Exercise for postpartum anxiety: Try strength training good + good

cPostpartum anxiety has been on the rise since the start of Covid-19. This happens when one experiences severe anxiety after becoming a parent. According to The Cleveland Clinic, “These anxious feelings are often out of control and take over your thoughts.” And while sleep, emotional support, and emotional support are all important interventions for mitigating the effects of postpartum anxiety, new research suggests that strength training may also provide some relief.

Non-randomized study, published Canadian Journal of Health and Fitness, followed 19 women less than nine months postpartum who participated in a biweekly strength-based group exercise program developed by Les Mills for a total of eight weeks. Although it is worth noting that this study is extremely small, and we need more robust research on mental health for postpartum women, the results did Begin to shed light on how effective fitness can be in improving the mental health of new mothers.

At the end of the study, the researchers identified two main outcomes of note through a questionnaire administered to all participants. First, they noted that the exercise regimen reduced “state anxiety” — meaning transient but highly emotional anxiety — before and after each exercise class. Next, they observed “significant improvements in meeting basic psychological needs (competence) and significant improvements in autonomic regulation (intrinsic motivation),” the study authors write.

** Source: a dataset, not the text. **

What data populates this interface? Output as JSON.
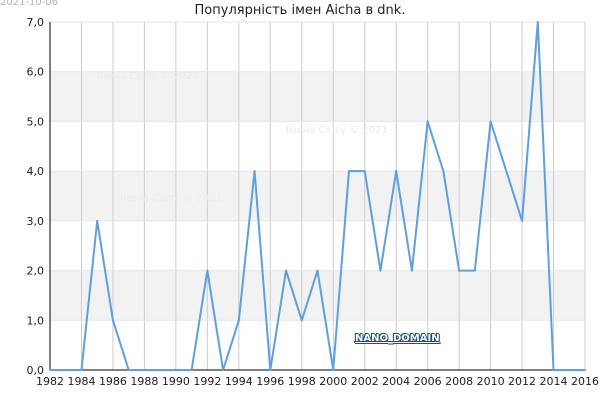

Interestingly, however, there were no reported improvements in self-efficacy or depression, perceived stress, or “trait anxiety” that is characterized by anxiety in many situations.

Still, the positive results are worth pocketing if you’re a new mom (or soon-to-be), according to Peggy Lu, Ph.D., a licensed psychologist trained with Postpartum Support International. “The results are not surprising to me, especially in the first few months postpartum, when mothers often experience such fundamental life, role and body changes,” she says. “There is a lot of evidence supporting physical activity and exercise as a way to reduce anxiety.”

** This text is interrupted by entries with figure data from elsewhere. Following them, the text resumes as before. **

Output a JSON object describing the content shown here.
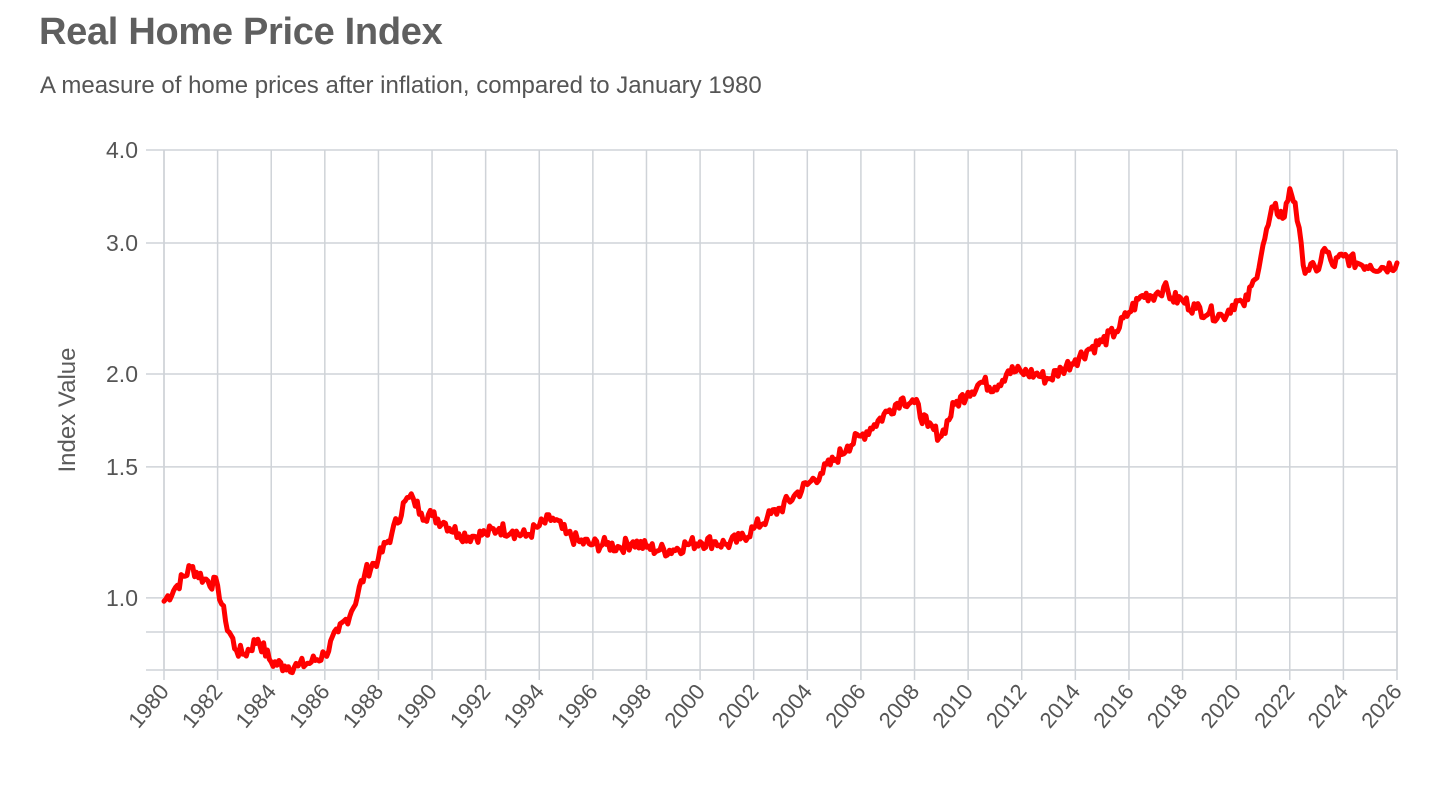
{
  "chart_data": {
    "type": "line",
    "title": "Real Home Price Index",
    "subtitle": "A measure of home prices after inflation, compared to January 1980",
    "ylabel": "Index Value",
    "xlabel": "",
    "y_scale": "log",
    "ylim": [
      0.8,
      4.0
    ],
    "xlim": [
      1980,
      2026
    ],
    "y_ticks": [
      {
        "value": 1.0,
        "label": "1.0"
      },
      {
        "value": 1.5,
        "label": "1.5"
      },
      {
        "value": 2.0,
        "label": "2.0"
      },
      {
        "value": 3.0,
        "label": "3.0"
      },
      {
        "value": 4.0,
        "label": "4.0"
      }
    ],
    "y_minor_gridlines": [
      0.8,
      0.9
    ],
    "x_ticks": [
      "1980",
      "1982",
      "1984",
      "1986",
      "1988",
      "1990",
      "1992",
      "1994",
      "1996",
      "1998",
      "2000",
      "2002",
      "2004",
      "2006",
      "2008",
      "2010",
      "2012",
      "2014",
      "2016",
      "2018",
      "2020",
      "2022",
      "2024",
      "2026"
    ],
    "grid": true,
    "legend": "none",
    "series_color": "#ff0000",
    "x": [
      1980.0,
      1980.5,
      1981.0,
      1981.5,
      1982.0,
      1982.3,
      1982.7,
      1983.0,
      1983.5,
      1984.0,
      1984.5,
      1985.0,
      1985.5,
      1986.0,
      1986.5,
      1987.0,
      1987.5,
      1988.0,
      1988.5,
      1989.0,
      1989.3,
      1989.6,
      1990.0,
      1990.5,
      1991.0,
      1991.5,
      1992.0,
      1992.5,
      1993.0,
      1993.5,
      1994.0,
      1994.5,
      1995.0,
      1995.5,
      1996.0,
      1996.5,
      1997.0,
      1997.5,
      1998.0,
      1998.5,
      1999.0,
      1999.5,
      2000.0,
      2000.5,
      2001.0,
      2001.5,
      2002.0,
      2002.5,
      2003.0,
      2003.5,
      2004.0,
      2004.5,
      2005.0,
      2005.5,
      2006.0,
      2006.5,
      2007.0,
      2007.5,
      2008.0,
      2008.5,
      2009.0,
      2009.5,
      2010.0,
      2010.5,
      2011.0,
      2011.5,
      2012.0,
      2012.5,
      2013.0,
      2013.5,
      2014.0,
      2014.5,
      2015.0,
      2015.5,
      2016.0,
      2016.5,
      2017.0,
      2017.3,
      2017.6,
      2018.0,
      2018.5,
      2019.0,
      2019.5,
      2020.0,
      2020.3,
      2020.7,
      2021.0,
      2021.4,
      2021.8,
      2022.0,
      2022.2,
      2022.5,
      2023.0,
      2023.3,
      2023.6,
      2024.0,
      2024.5,
      2025.0,
      2025.5,
      2026.0
    ],
    "series": [
      {
        "values": [
          0.99,
          1.04,
          1.1,
          1.06,
          1.04,
          0.93,
          0.85,
          0.84,
          0.88,
          0.82,
          0.81,
          0.81,
          0.82,
          0.84,
          0.9,
          0.96,
          1.08,
          1.13,
          1.22,
          1.35,
          1.36,
          1.3,
          1.29,
          1.26,
          1.22,
          1.21,
          1.22,
          1.24,
          1.23,
          1.21,
          1.25,
          1.28,
          1.22,
          1.19,
          1.18,
          1.18,
          1.17,
          1.19,
          1.17,
          1.16,
          1.16,
          1.18,
          1.19,
          1.19,
          1.18,
          1.2,
          1.24,
          1.28,
          1.32,
          1.37,
          1.42,
          1.47,
          1.53,
          1.6,
          1.65,
          1.71,
          1.78,
          1.85,
          1.83,
          1.7,
          1.65,
          1.82,
          1.89,
          1.95,
          1.92,
          2.02,
          2.01,
          2.0,
          1.97,
          2.03,
          2.09,
          2.16,
          2.21,
          2.28,
          2.42,
          2.55,
          2.56,
          2.62,
          2.53,
          2.51,
          2.45,
          2.42,
          2.39,
          2.51,
          2.47,
          2.68,
          2.98,
          3.35,
          3.25,
          3.55,
          3.4,
          2.8,
          2.75,
          2.95,
          2.8,
          2.88,
          2.82,
          2.8,
          2.78,
          2.82
        ]
      }
    ]
  }
}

According to Dr. Lu, there are three aspects of research to understand what kind of support newly-minted mothers really need. “What stood out to me about the study was the group format, that women could bring their babies, and that it took place within the first nine months postpartum,” she says.

“Investing in your body and spending regular time focusing on strengthening it can be very re-empowering and bring back a sense of self-care and identity that is often forgotten in the daily routine of parenting a baby.” -Peggy Lu, Ph.D

Exercise itself is powerful because there is significant research indicating that moving your body can make your mind a safer, happier place. “Investing in your body and spending regular time focusing on strengthening it can be very re-empowering and can bring back a sense of self-care and identity that is often forgotten in the daily grind of raising a child,” she says. Also, with the childcare crisis leaving thousands of women without proper help, the fact that the class has to offer cannot be ignored.

“Ultimately, there’s always something powerful about being around women at the same stage of life and parenting that can reassure you that you’re not alone,” Dr. Lu said

Hopefully, future research will delve deeper into the roots of fatphobia, which may also contribute to postpartum anxiety, adds Inclusive Therapist Linda Baggett, Ph.D. “I think a critically important factor that I haven’t addressed is the issue of weight stigma and fatphobia. Emphasis on weight loss, ‘losing baby weight,’ or other messages about small body size being good, perpetuates weight stigma and fatphobia, both of which are chaotic. Diet contributes to increased symptoms of anxiety and depression, and makes exercise spaces hostile rather than supportive environments for a larger body,” says Dr. Baggett.

Dr. Lu says new moms can put this research into action by adding strength training to their daily routine (even if it’s literally just 10 minutes twice a week). “I think post-Covid the advancement of online options for almost everything is something moms can really take advantage of,” she says. “Joining an online streaming exercise class from home is now an option. Even getting a few moms together for a weekly Zoom and sharing a screen to play a short yoga video can creatively mimic the same structure of this study but with more flexibility.”